Изменить стиль страницы

Сонин отец шел впереди с огромной веселой озорницей Дочкой и маленькой пугливой Рыжонкой. Дочка поднимала свою красивую голову с большими рогами, раздувала ноздри, норовила вырваться. А Рыжонка, наоборот, жалась к хозяину — она боялась трамваев и чужих людей, и ее надо было крепко держать, чтобы она не побежала со страху куда глаза глядят.

Дарья Никоновна вела смирную белогрудую Красотку. Красотка только с любопытством поглядывала по сторонам и послушно шагала рядом с хозяйкой.

Всей гурьбой прошли самое опасное место — мостовую и трамвайные рельсы. Спешили — боялись: вдруг налетит трамвай! Но трамвай по Старой Божедомке ходил так редко, что можно было успеть целое стадо перегнать и еще время осталось бы.

По переулку ребята побежали вперегонки. Коровы тоже прибавили шагу — увидели зеленую траву. Они зафыркали от радости, а Дочка подпрыгнула всей своей многопудовой тушей.

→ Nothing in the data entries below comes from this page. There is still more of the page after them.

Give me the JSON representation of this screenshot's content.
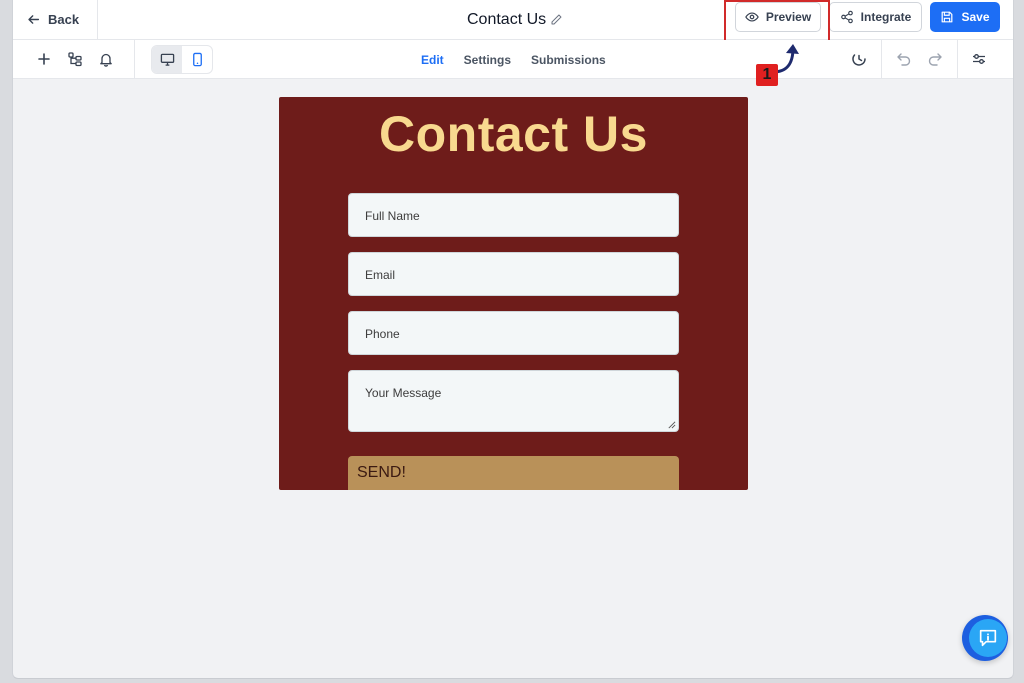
{
  "header": {
    "back_label": "Back",
    "form_title": "Contact Us",
    "preview_label": "Preview",
    "integrate_label": "Integrate",
    "save_label": "Save"
  },
  "toolbar": {
    "tabs": [
      {
        "label": "Edit",
        "active": true
      },
      {
        "label": "Settings",
        "active": false
      },
      {
        "label": "Submissions",
        "active": false
      }
    ],
    "device_mode": "desktop"
  },
  "form": {
    "heading": "Contact Us",
    "fields": [
      {
        "placeholder": "Full Name"
      },
      {
        "placeholder": "Email"
      },
      {
        "placeholder": "Phone"
      },
      {
        "placeholder": "Your Message"
      }
    ],
    "submit_label": "SEND!"
  },
  "annotation": {
    "step_number": "1"
  },
  "colors": {
    "accent": "#1d6ef5",
    "form_background": "#6e1c1a",
    "heading": "#f8d98f",
    "submit": "#b99159",
    "highlight": "#d12a2a"
  }
}
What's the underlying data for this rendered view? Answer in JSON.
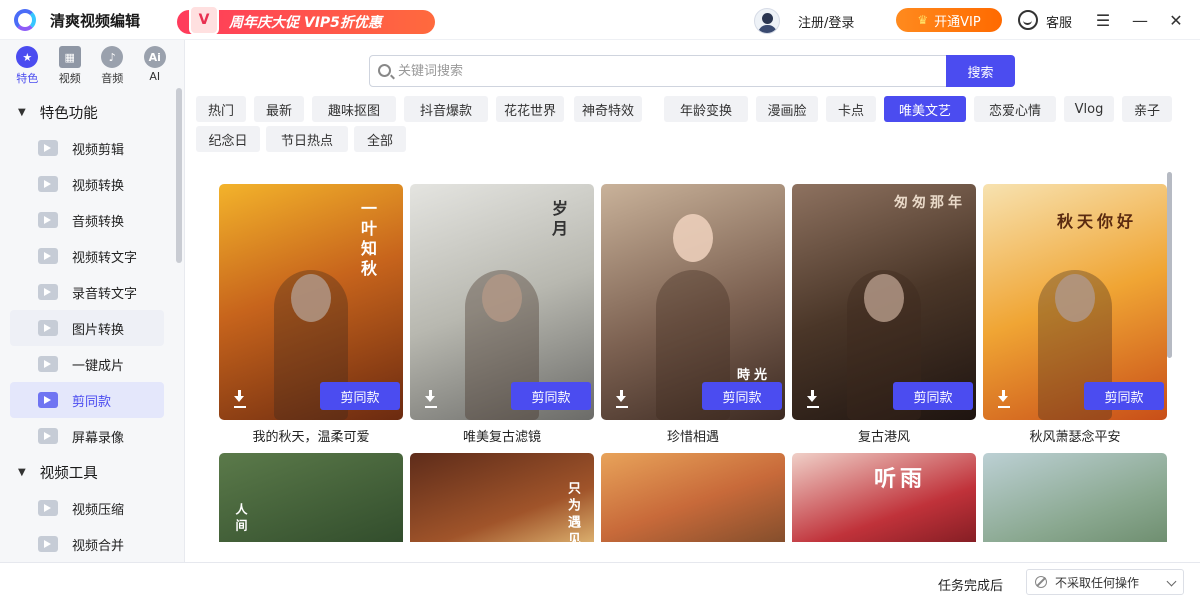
{
  "app": {
    "title": "清爽视频编辑"
  },
  "promo": {
    "badge": "V",
    "text": "周年庆大促 VIP5折优惠"
  },
  "header": {
    "login": "注册/登录",
    "vip_button": "开通VIP",
    "service": "客服"
  },
  "categories": [
    {
      "label": "特色",
      "icon": "star-icon"
    },
    {
      "label": "视频",
      "icon": "film-icon"
    },
    {
      "label": "音频",
      "icon": "audio-icon"
    },
    {
      "label": "AI",
      "icon": "ai-icon"
    }
  ],
  "sidebar": {
    "section1": "特色功能",
    "items1": [
      "视频剪辑",
      "视频转换",
      "音频转换",
      "视频转文字",
      "录音转文字",
      "图片转换",
      "一键成片",
      "剪同款",
      "屏幕录像"
    ],
    "section2": "视频工具",
    "items2": [
      "视频压缩",
      "视频合并"
    ],
    "active_item": "剪同款"
  },
  "search": {
    "placeholder": "关键词搜索",
    "button": "搜索"
  },
  "tags": [
    "热门",
    "最新",
    "趣味抠图",
    "抖音爆款",
    "花花世界",
    "神奇特效",
    "年龄变换",
    "漫画脸",
    "卡点",
    "唯美文艺",
    "恋爱心情",
    "Vlog",
    "亲子",
    "纪念日",
    "节日热点",
    "全部"
  ],
  "active_tag": "唯美文艺",
  "cards": [
    {
      "title": "我的秋天，温柔可爱",
      "button": "剪同款",
      "overlay": "一叶知秋"
    },
    {
      "title": "唯美复古滤镜",
      "button": "剪同款",
      "overlay": "岁月"
    },
    {
      "title": "珍惜相遇",
      "button": "剪同款",
      "overlay": "時光"
    },
    {
      "title": "复古港风",
      "button": "剪同款",
      "overlay": "匆匆那年"
    },
    {
      "title": "秋风萧瑟念平安",
      "button": "剪同款",
      "overlay": "秋天你好"
    }
  ],
  "cards_row2": [
    {
      "overlay": "人间"
    },
    {
      "overlay": "只为遇见"
    },
    {
      "overlay": ""
    },
    {
      "overlay": "听雨"
    },
    {
      "overlay": ""
    }
  ],
  "footer": {
    "label": "任务完成后",
    "select_value": "不采取任何操作"
  },
  "colors": {
    "accent": "#4b4cf0",
    "vip": "#ff7a10",
    "promo": "#ff3b5c"
  }
}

В конце Тополева переулка, примерно в тех местах, где сейчас стадион «Буревестник», лежал пустырь, заросший травой. Среди невысокой травы изредка сверкал золотой цветок куриной слепоты или розовела маленькая веточка гравилата. А ребятишкам казалось, что они попали в зеленый сад. Они с радостными криками побежали по широкой луговине, босиком по мягкой траве — ведь у них-то во дворе и травинки никогда не росло!

На пустыре уже паслись чьи-то коровы. Иван Михайлович и Дарья Никоновна пустили к ним и своих коров, а сами пошли потолковать со знакомыми молочницами, которые сидели среди луговины на старом, давно повалившемся дереве.

Соня глядела кругом так жадно, будто хотела все забрать в свои глаза и унести с собой. Зеленая трава, солнце, цветочки… А дальше, у забора, деревья с темными стволами и длинными, густыми ветвями. И под этими деревьями маленькая речка Синичка. Но туда не стоит ходить — там сумрачно и вязко. И потом, один раз у этой речки нашли мертвого старика нищего, который лежал лицом у самой воды…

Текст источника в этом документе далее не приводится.